Photo by Cpl. Antwaun Jefferson

Improvisations get Marines ready to combat sexual assaults

26 Jun 2013 | Cpl. Antwaun Jefferson

Talks about sex are usually closed conversations that many tend to shy away from. With reports of sexual assault in the military on the rise and the push for service members to re-educate themselves in sexual assault prevention, Sex Signals, a skit- based sexual assault prevention training, was presented at Little Hall’s auditorium June 26, 2013.

The presentation differs from traditional sexual assault prevention response trainings and programs that Marines are used to. This program incorporated improvisational comedy, education and audience interaction to provide a provocative look at dating, sex and the core issue of consent. 

“The skits really got the crowd engaged,” said Cpl. Justin Territo, military working dog handler, Security Battalion. “People are more likely to open up when humor is involved than with the standard “death by PowerPoint” presentations that we are used to.”

There was a sea of tan and blue in the auditorium as more than a hundred Marines and sailors took the time out to attend the presentation. There were also soldiers, stationed at Fort Belvoir, who traveled more than 20 miles see and interact with the production.

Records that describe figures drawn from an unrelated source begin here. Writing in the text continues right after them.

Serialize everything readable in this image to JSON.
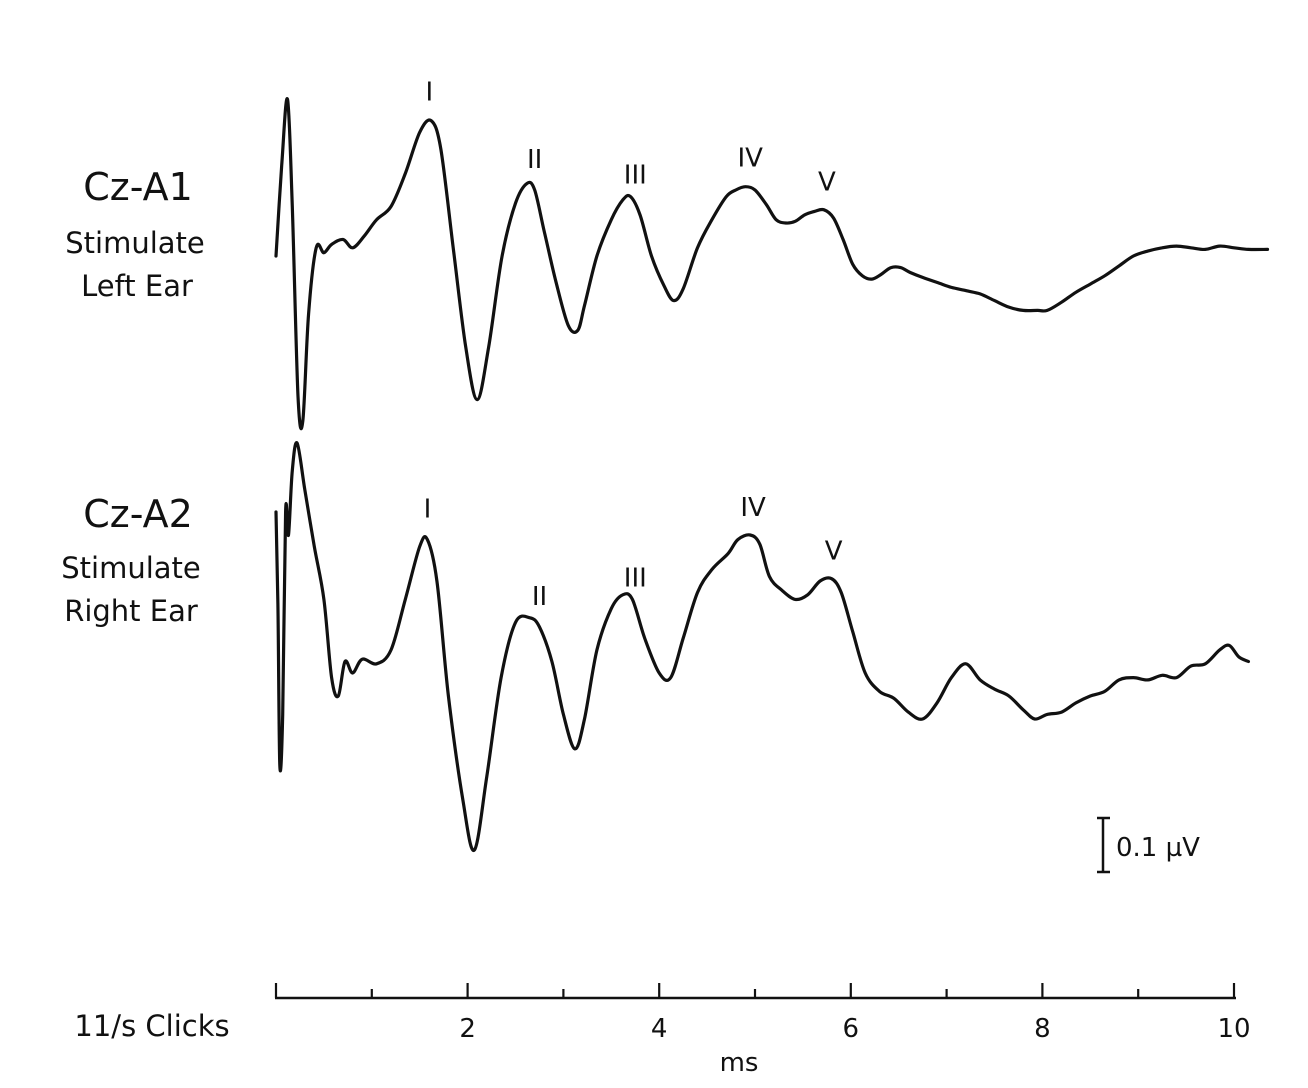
{
  "chart_data": {
    "type": "line",
    "xlabel": "ms",
    "stimulus_label": "11/s Clicks",
    "xlim": [
      0,
      10
    ],
    "x_ticks": [
      2,
      4,
      6,
      8,
      10
    ],
    "scale_bar_label": "0.1 µV",
    "scale_bar_value_uV": 0.1,
    "traces": [
      {
        "channel": "Cz-A1",
        "description_lines": [
          "Stimulate",
          "Left Ear"
        ],
        "peaks": [
          {
            "label": "I",
            "x": 1.6
          },
          {
            "label": "II",
            "x": 2.7
          },
          {
            "label": "III",
            "x": 3.75
          },
          {
            "label": "IV",
            "x": 4.95
          },
          {
            "label": "V",
            "x": 5.75
          }
        ],
        "points": [
          [
            0.0,
            0.0
          ],
          [
            0.06,
            0.55
          ],
          [
            0.12,
            0.95
          ],
          [
            0.17,
            0.3
          ],
          [
            0.23,
            -0.85
          ],
          [
            0.28,
            -1.0
          ],
          [
            0.34,
            -0.35
          ],
          [
            0.42,
            0.05
          ],
          [
            0.5,
            0.02
          ],
          [
            0.58,
            0.07
          ],
          [
            0.7,
            0.1
          ],
          [
            0.8,
            0.05
          ],
          [
            0.92,
            0.12
          ],
          [
            1.05,
            0.22
          ],
          [
            1.2,
            0.3
          ],
          [
            1.35,
            0.5
          ],
          [
            1.5,
            0.75
          ],
          [
            1.62,
            0.82
          ],
          [
            1.72,
            0.65
          ],
          [
            1.85,
            0.05
          ],
          [
            1.98,
            -0.55
          ],
          [
            2.1,
            -0.87
          ],
          [
            2.22,
            -0.55
          ],
          [
            2.36,
            0.0
          ],
          [
            2.5,
            0.32
          ],
          [
            2.62,
            0.44
          ],
          [
            2.7,
            0.4
          ],
          [
            2.8,
            0.15
          ],
          [
            2.92,
            -0.15
          ],
          [
            3.05,
            -0.42
          ],
          [
            3.15,
            -0.45
          ],
          [
            3.22,
            -0.3
          ],
          [
            3.35,
            0.0
          ],
          [
            3.5,
            0.22
          ],
          [
            3.62,
            0.34
          ],
          [
            3.7,
            0.36
          ],
          [
            3.8,
            0.25
          ],
          [
            3.92,
            0.0
          ],
          [
            4.05,
            -0.18
          ],
          [
            4.15,
            -0.27
          ],
          [
            4.25,
            -0.2
          ],
          [
            4.4,
            0.05
          ],
          [
            4.55,
            0.22
          ],
          [
            4.7,
            0.36
          ],
          [
            4.8,
            0.4
          ],
          [
            4.9,
            0.42
          ],
          [
            5.0,
            0.4
          ],
          [
            5.12,
            0.31
          ],
          [
            5.22,
            0.22
          ],
          [
            5.32,
            0.2
          ],
          [
            5.42,
            0.21
          ],
          [
            5.52,
            0.25
          ],
          [
            5.62,
            0.27
          ],
          [
            5.72,
            0.28
          ],
          [
            5.82,
            0.23
          ],
          [
            5.92,
            0.1
          ],
          [
            6.02,
            -0.05
          ],
          [
            6.12,
            -0.12
          ],
          [
            6.22,
            -0.14
          ],
          [
            6.32,
            -0.11
          ],
          [
            6.42,
            -0.07
          ],
          [
            6.52,
            -0.07
          ],
          [
            6.62,
            -0.1
          ],
          [
            6.75,
            -0.13
          ],
          [
            6.9,
            -0.16
          ],
          [
            7.05,
            -0.19
          ],
          [
            7.2,
            -0.21
          ],
          [
            7.35,
            -0.23
          ],
          [
            7.5,
            -0.27
          ],
          [
            7.65,
            -0.31
          ],
          [
            7.8,
            -0.33
          ],
          [
            7.95,
            -0.33
          ],
          [
            8.05,
            -0.33
          ],
          [
            8.2,
            -0.28
          ],
          [
            8.35,
            -0.22
          ],
          [
            8.5,
            -0.17
          ],
          [
            8.65,
            -0.12
          ],
          [
            8.8,
            -0.06
          ],
          [
            8.95,
            0.0
          ],
          [
            9.1,
            0.03
          ],
          [
            9.25,
            0.05
          ],
          [
            9.4,
            0.06
          ],
          [
            9.55,
            0.05
          ],
          [
            9.7,
            0.04
          ],
          [
            9.85,
            0.06
          ],
          [
            10.0,
            0.05
          ],
          [
            10.15,
            0.04
          ],
          [
            10.35,
            0.04
          ]
        ]
      },
      {
        "channel": "Cz-A2",
        "description_lines": [
          "Stimulate",
          "Right Ear"
        ],
        "peaks": [
          {
            "label": "I",
            "x": 1.58
          },
          {
            "label": "II",
            "x": 2.75
          },
          {
            "label": "III",
            "x": 3.75
          },
          {
            "label": "IV",
            "x": 4.98
          },
          {
            "label": "V",
            "x": 5.82
          }
        ],
        "points": [
          [
            0.0,
            0.6
          ],
          [
            0.02,
            0.2
          ],
          [
            0.04,
            -0.5
          ],
          [
            0.07,
            -0.28
          ],
          [
            0.1,
            0.6
          ],
          [
            0.13,
            0.5
          ],
          [
            0.17,
            0.78
          ],
          [
            0.22,
            0.9
          ],
          [
            0.3,
            0.7
          ],
          [
            0.4,
            0.45
          ],
          [
            0.5,
            0.22
          ],
          [
            0.58,
            -0.12
          ],
          [
            0.65,
            -0.2
          ],
          [
            0.72,
            -0.05
          ],
          [
            0.8,
            -0.1
          ],
          [
            0.9,
            -0.04
          ],
          [
            1.05,
            -0.06
          ],
          [
            1.2,
            0.0
          ],
          [
            1.35,
            0.22
          ],
          [
            1.5,
            0.45
          ],
          [
            1.58,
            0.48
          ],
          [
            1.68,
            0.3
          ],
          [
            1.8,
            -0.2
          ],
          [
            1.95,
            -0.65
          ],
          [
            2.07,
            -0.87
          ],
          [
            2.2,
            -0.55
          ],
          [
            2.35,
            -0.12
          ],
          [
            2.5,
            0.12
          ],
          [
            2.65,
            0.14
          ],
          [
            2.75,
            0.1
          ],
          [
            2.88,
            -0.05
          ],
          [
            3.0,
            -0.28
          ],
          [
            3.12,
            -0.43
          ],
          [
            3.22,
            -0.3
          ],
          [
            3.35,
            0.0
          ],
          [
            3.5,
            0.18
          ],
          [
            3.62,
            0.24
          ],
          [
            3.72,
            0.22
          ],
          [
            3.85,
            0.05
          ],
          [
            4.0,
            -0.1
          ],
          [
            4.12,
            -0.12
          ],
          [
            4.25,
            0.05
          ],
          [
            4.4,
            0.25
          ],
          [
            4.55,
            0.35
          ],
          [
            4.72,
            0.42
          ],
          [
            4.82,
            0.48
          ],
          [
            4.95,
            0.5
          ],
          [
            5.05,
            0.46
          ],
          [
            5.15,
            0.32
          ],
          [
            5.28,
            0.26
          ],
          [
            5.42,
            0.22
          ],
          [
            5.55,
            0.24
          ],
          [
            5.68,
            0.3
          ],
          [
            5.8,
            0.31
          ],
          [
            5.9,
            0.25
          ],
          [
            6.02,
            0.08
          ],
          [
            6.15,
            -0.1
          ],
          [
            6.3,
            -0.18
          ],
          [
            6.45,
            -0.21
          ],
          [
            6.6,
            -0.27
          ],
          [
            6.75,
            -0.3
          ],
          [
            6.9,
            -0.23
          ],
          [
            7.05,
            -0.12
          ],
          [
            7.2,
            -0.06
          ],
          [
            7.35,
            -0.13
          ],
          [
            7.5,
            -0.17
          ],
          [
            7.65,
            -0.2
          ],
          [
            7.8,
            -0.26
          ],
          [
            7.92,
            -0.3
          ],
          [
            8.05,
            -0.28
          ],
          [
            8.2,
            -0.27
          ],
          [
            8.35,
            -0.23
          ],
          [
            8.5,
            -0.2
          ],
          [
            8.65,
            -0.18
          ],
          [
            8.8,
            -0.13
          ],
          [
            8.95,
            -0.12
          ],
          [
            9.1,
            -0.13
          ],
          [
            9.25,
            -0.11
          ],
          [
            9.4,
            -0.12
          ],
          [
            9.55,
            -0.07
          ],
          [
            9.7,
            -0.06
          ],
          [
            9.85,
            0.0
          ],
          [
            9.95,
            0.02
          ],
          [
            10.05,
            -0.03
          ],
          [
            10.15,
            -0.05
          ]
        ]
      }
    ]
  }
}
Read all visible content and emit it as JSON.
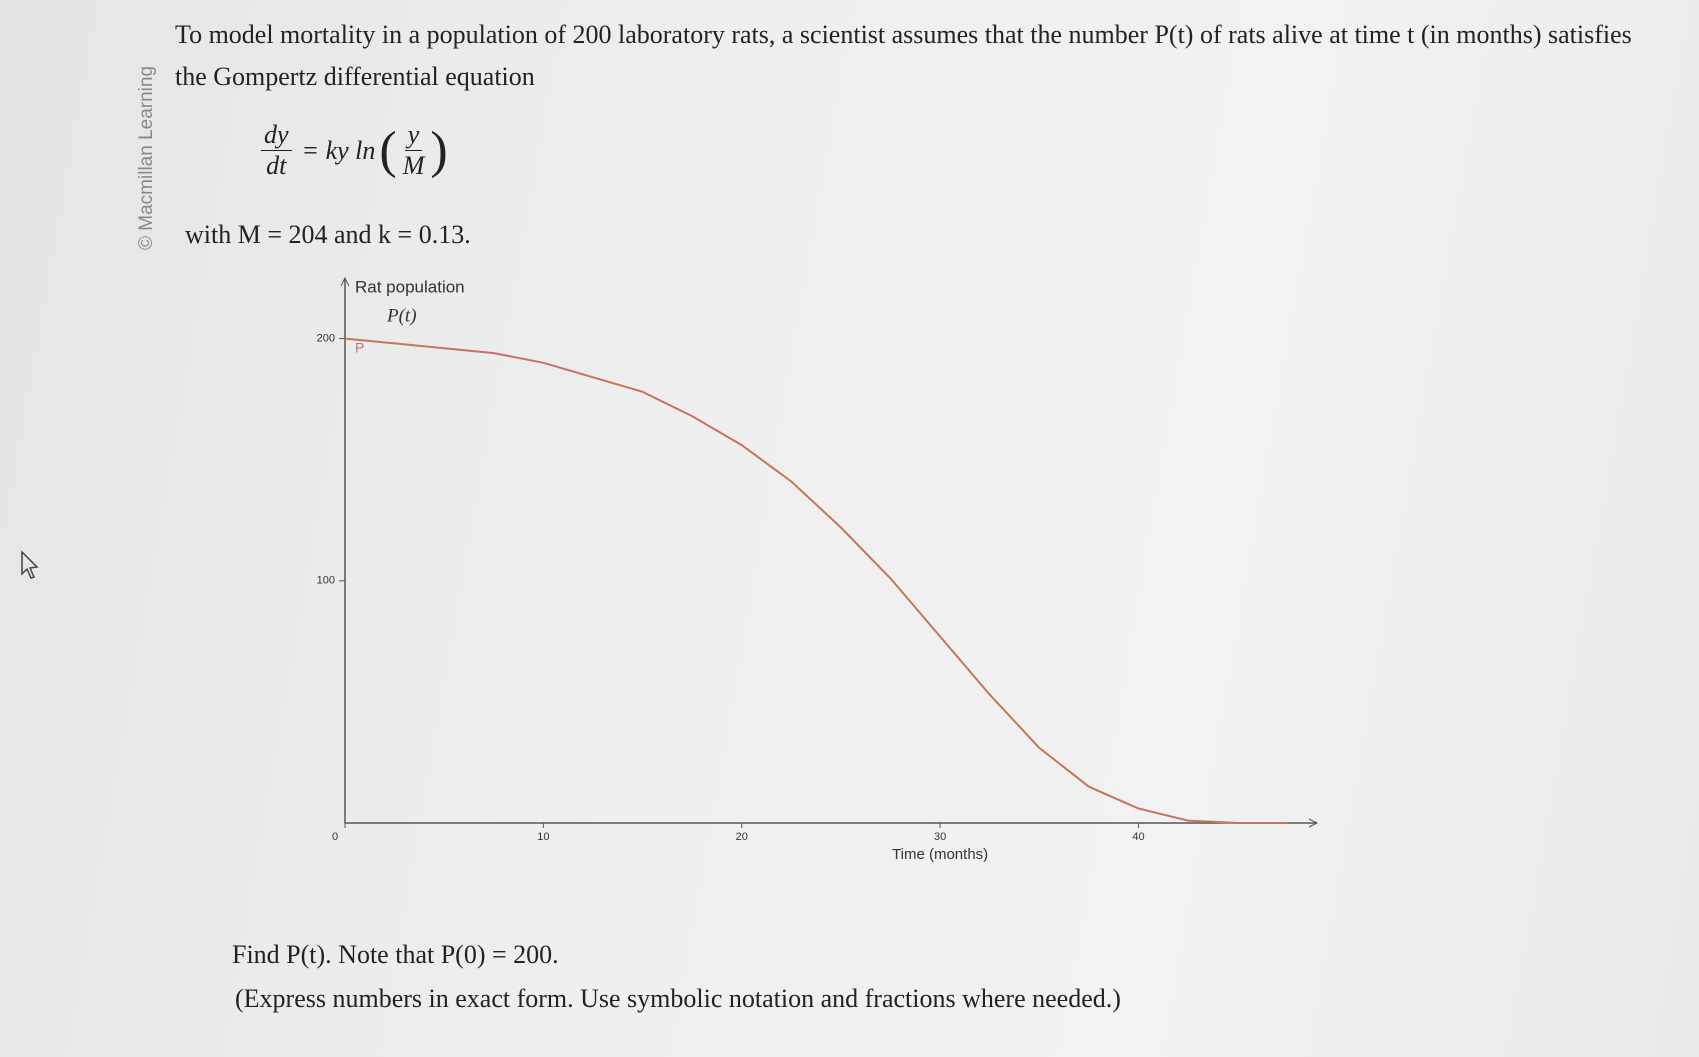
{
  "sidebar": "© Macmillan Learning",
  "intro": "To model mortality in a population of 200 laboratory rats, a scientist assumes that the number P(t) of rats alive at time t (in months) satisfies the Gompertz differential equation",
  "equation": {
    "numerator": "dy",
    "denominator": "dt",
    "middle": "= ky ln",
    "inner_numerator": "y",
    "inner_denominator": "M"
  },
  "given": "with M = 204 and k = 0.13.",
  "question": "Find P(t). Note that P(0) = 200.",
  "instruction": "(Express numbers in exact form. Use symbolic notation and fractions where needed.)",
  "chart_data": {
    "type": "line",
    "ylabel": "Rat population",
    "ylabel_symbol": "P(t)",
    "xlabel": "Time (months)",
    "annotation": "P",
    "x": [
      0,
      2.5,
      5,
      7.5,
      10,
      12.5,
      15,
      17.5,
      20,
      22.5,
      25,
      27.5,
      30,
      32.5,
      35,
      37.5,
      40,
      42.5,
      45,
      47.5
    ],
    "values": [
      200,
      198,
      196,
      194,
      190,
      184,
      178,
      168,
      156,
      141,
      122,
      101,
      77,
      53,
      31,
      15,
      6,
      1,
      0,
      0
    ],
    "color": "#c8735e",
    "xlim": [
      0,
      49
    ],
    "ylim": [
      0,
      225
    ],
    "xticks": [
      0,
      10,
      20,
      30,
      40
    ],
    "yticks": [
      100,
      200
    ]
  }
}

The play explored how social pressures, gender stereotypes, unrealistic fantasies and false preconceptions all play huge factors in the stress and tensions of dating. With different scenes, military members were able to see how these factors by themselves or combined with alcohol could lead to sexual harassment, sexual assault or even rape.

“It was surreal,” said Cpl. Javonta Squriewell, postal clerk, Headquarters and Service Battalion. “I could really envision myself in these situatuations that they were acting out. It really made me think about how a simple thing as a couple of beers or wrestling could lead to heinous acts. The only thing that I wish they would have had, was the male be the victim instead of the stereotype of the male always being the aggressor.”